As shadow Brexit secretary Keir Starmer has said, Labour would do things differently: guaranteeing the rights of EU citizens and working to ensure British citizens in the rest of the EU have their rights protected; fresh negotiating priorities that have a strong emphasis on retaining the benefits of the Single Market and the Customs Union; prioritising jobs and living standards; building a close new relationship with the EU; maintaining workplace protections, consumer rights and environmental standards.

Meanwhile Theresa May, Boris Johnson and the Tories, egged on by the likes of Nigel Farage and the Daily Mail, are seeking a blank cheque for a dangerous Brexit. This is likely to result in either a terrible deal or no deal at all, with the UK crashing out of the EU and hitting British businesses with trade barriers and high tariffs, resulting in job losses and higher prices.

If the Tories get re-elected, we could see a chaotic, tone-deaf and hubristic hurtle towards the Brexit trap door. There’s nothing strong or stable about that.

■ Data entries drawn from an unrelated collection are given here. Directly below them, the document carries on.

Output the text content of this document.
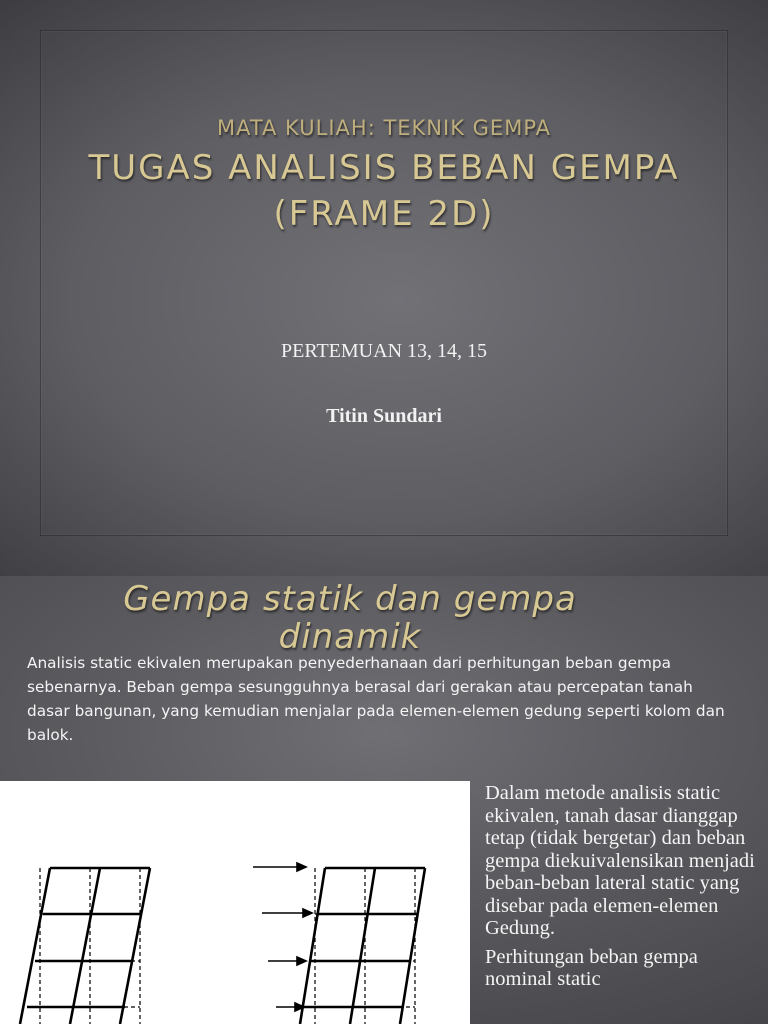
MATA KULIAH: TEKNIK GEMPA
TUGAS ANALISIS BEBAN GEMPA
(FRAME 2D)
PERTEMUAN 13, 14, 15
Titin Sundari
Gempa statik dan gempa dinamik
Analisis static ekivalen merupakan penyederhanaan dari perhitungan beban gempa sebenarnya. Beban gempa sesungguhnya berasal dari gerakan atau percepatan tanah dasar bangunan, yang kemudian menjalar pada elemen-elemen gedung seperti kolom dan balok.

Dalam metode analisis static ekivalen, tanah dasar dianggap tetap (tidak bergetar) dan beban gempa diekuivalensikan menjadi beban-beban lateral static yang disebar pada elemen-elemen Gedung.

Perhitungan beban gempa nominal static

2 Responses to “May’s dinner fiasco with Juncker shows she has no Brexit plan”

  1. It doesn't add up...

    On the contrary: it is Juncker who has no viable plan, and he resents having that told to his face. There isn’t the slightest justification in the Treaties for his exit bill – he simply hoped that the size of it, coupled to some intransigence, and a limited government majority with no clear electoral mandate and therefore opposition in the Remain dominated Lords, would frighten or force her into agreeing to stay in the EU. His bluff has been called by the election, which will remove the threat from the Lords under the Salisbury convention, and give a clear mandate in a Parliament that will outlast the Juncker Commission. He has no Plan B, because he hasn’t asked Barnier to supply one. That would entail some real negotiation among the 27 on EU budgets and contributions, and on many other issues, including trade, migration, regulation, defence, intelligence, border security, etc. – issues that have been kicked down the road on the assumption they would never have to be addressed.

  2. Malcolm Glynn

    This leftie misleading pro european mantra is repeated almost hourly. Theresa May has a plan from the people of this country because of the referendum result. LEAVE EUROPE. Now what don’t you comprehend about that?